Accessibility: Higher Ed Website Design

 By Dwight McKnight 

The Disabilities, Opportunities, Internetworking, and Technology (DO-IT) Center at the University of Washington defines accessible design as the design process in which the needs of people with disabilities are specifically considered. An institution’s website design should not only communicate a clear brand and message to users, it must also provide equal access and equal opportunity to people with disabilities and limited resources. 

“The power of the Web is in its universality. Access by everyone regardless of disability is an essential aspect.”

       -Tim Berners-Lee, W3C Director and inventor of the World Wide Web

Accessibility guidelines are like a construction permit: the main goal is to make the site usable. The World Wide Web Consortium developed these guidelines as a resource to use when considering how best to deliver information to your target audience. The guidelines are based on fundamental aspects that will help make your site easier to use for all people. Try not to see accessibility as something tedious, but as a helpful tool to reach all audiences.

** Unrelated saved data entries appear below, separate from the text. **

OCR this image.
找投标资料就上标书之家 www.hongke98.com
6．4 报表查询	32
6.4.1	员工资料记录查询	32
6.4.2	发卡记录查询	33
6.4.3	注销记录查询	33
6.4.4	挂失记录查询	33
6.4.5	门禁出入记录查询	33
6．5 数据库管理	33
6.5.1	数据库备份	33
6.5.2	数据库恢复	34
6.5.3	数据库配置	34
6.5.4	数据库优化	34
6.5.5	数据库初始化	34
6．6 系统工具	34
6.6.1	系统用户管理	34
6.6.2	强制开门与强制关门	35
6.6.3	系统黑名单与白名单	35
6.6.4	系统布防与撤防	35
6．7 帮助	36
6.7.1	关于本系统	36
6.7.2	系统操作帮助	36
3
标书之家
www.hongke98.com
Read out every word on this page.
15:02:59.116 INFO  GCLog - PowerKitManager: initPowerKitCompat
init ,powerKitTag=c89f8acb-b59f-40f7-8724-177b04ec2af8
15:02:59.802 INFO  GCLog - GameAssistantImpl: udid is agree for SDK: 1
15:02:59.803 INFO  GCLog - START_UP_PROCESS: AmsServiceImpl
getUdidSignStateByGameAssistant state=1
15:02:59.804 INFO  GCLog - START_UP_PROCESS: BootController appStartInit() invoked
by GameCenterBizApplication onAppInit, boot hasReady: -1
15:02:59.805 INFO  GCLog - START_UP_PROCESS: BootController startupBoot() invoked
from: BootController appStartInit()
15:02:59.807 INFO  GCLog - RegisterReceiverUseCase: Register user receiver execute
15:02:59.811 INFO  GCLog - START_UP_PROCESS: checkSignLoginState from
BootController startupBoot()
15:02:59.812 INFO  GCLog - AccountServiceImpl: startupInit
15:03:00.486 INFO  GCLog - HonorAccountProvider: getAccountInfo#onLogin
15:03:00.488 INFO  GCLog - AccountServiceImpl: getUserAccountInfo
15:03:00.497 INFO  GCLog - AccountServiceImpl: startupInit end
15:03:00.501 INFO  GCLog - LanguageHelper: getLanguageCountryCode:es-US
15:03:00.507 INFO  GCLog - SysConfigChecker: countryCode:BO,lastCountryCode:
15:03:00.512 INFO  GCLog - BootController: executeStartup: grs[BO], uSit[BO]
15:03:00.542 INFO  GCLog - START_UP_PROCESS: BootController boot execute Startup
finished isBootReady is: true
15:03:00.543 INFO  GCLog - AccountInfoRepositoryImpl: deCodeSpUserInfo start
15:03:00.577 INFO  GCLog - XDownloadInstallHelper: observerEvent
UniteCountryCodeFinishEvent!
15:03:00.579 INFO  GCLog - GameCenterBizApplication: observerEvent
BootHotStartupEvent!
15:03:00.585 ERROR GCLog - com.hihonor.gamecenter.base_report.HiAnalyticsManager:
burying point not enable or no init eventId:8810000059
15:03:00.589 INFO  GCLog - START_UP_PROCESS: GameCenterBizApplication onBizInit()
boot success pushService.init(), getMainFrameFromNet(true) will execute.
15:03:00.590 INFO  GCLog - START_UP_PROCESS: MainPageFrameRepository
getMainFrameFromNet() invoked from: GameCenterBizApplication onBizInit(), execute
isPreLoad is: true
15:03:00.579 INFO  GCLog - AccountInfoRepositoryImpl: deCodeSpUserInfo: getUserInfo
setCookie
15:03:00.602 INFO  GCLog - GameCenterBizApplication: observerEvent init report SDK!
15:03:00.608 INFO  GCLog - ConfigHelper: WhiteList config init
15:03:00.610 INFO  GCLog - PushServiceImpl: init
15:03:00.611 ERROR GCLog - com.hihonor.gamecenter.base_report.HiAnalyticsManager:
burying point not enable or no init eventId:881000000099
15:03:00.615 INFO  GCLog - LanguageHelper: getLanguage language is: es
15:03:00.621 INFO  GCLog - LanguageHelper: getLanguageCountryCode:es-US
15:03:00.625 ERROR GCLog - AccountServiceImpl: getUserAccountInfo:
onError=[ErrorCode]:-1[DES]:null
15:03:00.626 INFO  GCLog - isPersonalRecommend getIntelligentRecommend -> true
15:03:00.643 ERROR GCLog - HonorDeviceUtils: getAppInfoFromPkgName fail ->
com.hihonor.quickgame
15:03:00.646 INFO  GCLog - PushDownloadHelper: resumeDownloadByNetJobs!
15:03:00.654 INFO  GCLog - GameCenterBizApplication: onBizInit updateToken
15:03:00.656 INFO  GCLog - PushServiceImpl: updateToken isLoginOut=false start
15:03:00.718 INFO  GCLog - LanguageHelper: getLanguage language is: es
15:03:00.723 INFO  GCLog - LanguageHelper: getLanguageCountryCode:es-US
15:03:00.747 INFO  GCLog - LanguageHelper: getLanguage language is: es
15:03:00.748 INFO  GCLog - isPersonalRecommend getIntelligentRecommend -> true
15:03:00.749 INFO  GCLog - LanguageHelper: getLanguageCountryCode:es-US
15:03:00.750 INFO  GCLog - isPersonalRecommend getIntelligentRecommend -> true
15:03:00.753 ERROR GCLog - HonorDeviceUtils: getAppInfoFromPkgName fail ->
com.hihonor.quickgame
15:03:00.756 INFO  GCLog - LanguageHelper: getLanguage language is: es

Remember to keep accessibility in mind when planning your site so you know which guidelines are necessary to help you maintain your design goals.

Why is Website Accessibility Important in Higher Ed?

The complex problem of ensuring that technology is accessible to people with disabilities touches nearly every aspect of a campus, from course materials and financial aid to public and internal web pages. Creating an accessible online environment requires a full campus effort. The goal is to make sure that everyone is able to easily access all areas of your site.

For more detailed information about the specific accessibility standards for higher education, take a look at the links below. 

  • WCAG 1.0: Checklist of Checkpoints for Web Content Accessibility Guidelines 1.0
  • WCAG 2.0 (Levels A, AA or AAA): How to Meet WCAG 2.0
  • 508c: Section 508 

Do’s & Don’ts in Accessible Design

  • DO make sure links are easy to access on all devices. In order to ensure full accessibility you want to make sure your links are easy to find and understand on all devices. Be sure to include descriptive link text so it can be read out of context. For example instead of making the clickable words “Click here” in a sentence saying “Click here for our events calendar”, make the clickable area “More information about upcoming events.” 
  • DON’T have too much visual activity between text and background. Visitors with poor vision or color-blindness can have difficulty viewing information on sites with busy backgrounds and dark colors. Some background colors and images can obscure text and make the site harder to view for all types of visitors. Be sure to test your site for accessibility by viewing it in different resolutions and color depths.
  • DO include descriptive ALT text for images. ALT attributes work with HTML image tags to give alternative text descriptive information for visual/graphical elements of a web page. This alternative text helps your audience understand what is on the page even if they aren’t viewing the graphic. Regardless of whether your user is visually impaired and using a text-based browser or a graphical browser with the image loading feature turned off, descriptive ALT text allows all visitors equal access to information. 
  • DON’T have inconsistent navigation. A consistent design and structure make it easier for visitors to locate the specific information they’re seeking. Features presented on every page, such as a standard navigation menu or the logo for the site, should always appear in the same place. A clear, consistent presentation will assist visitors with visual impairments or learning disabilities who have difficulty using disorganized navigation.
  • DO provide captions and transcriptions for multimedia formats. Multimedia that includes audio presents a barrier not only to people with hearing impairments, but to those who have less advanced computing systems and slower internet connections. Captions and transcriptions for these resources provide your audience with an alternative method for accessing that information.
  • DON’T make the text too small. Laptops and tablets are among the most commonly used devices for accessing the web. If your text size is too small, users may not be able to easily access information. If the site is being designed on a larger monitor, be sure to keep in mind that your audience will be using various devices. If your visitors cannot see what you say, or find great difficulty reading the content, your site is not going to be as successful as it could be and may alienate potential users.

Accessible design is important to consider when designing a website so that you can ensure your information is readily available to everyone. While this list is not exhaustive, they are key factors to consider when designing your site. For more tips and tricks on accessible design you can visit the World Wide Web Consortium’s page on improving the accessibility of your site.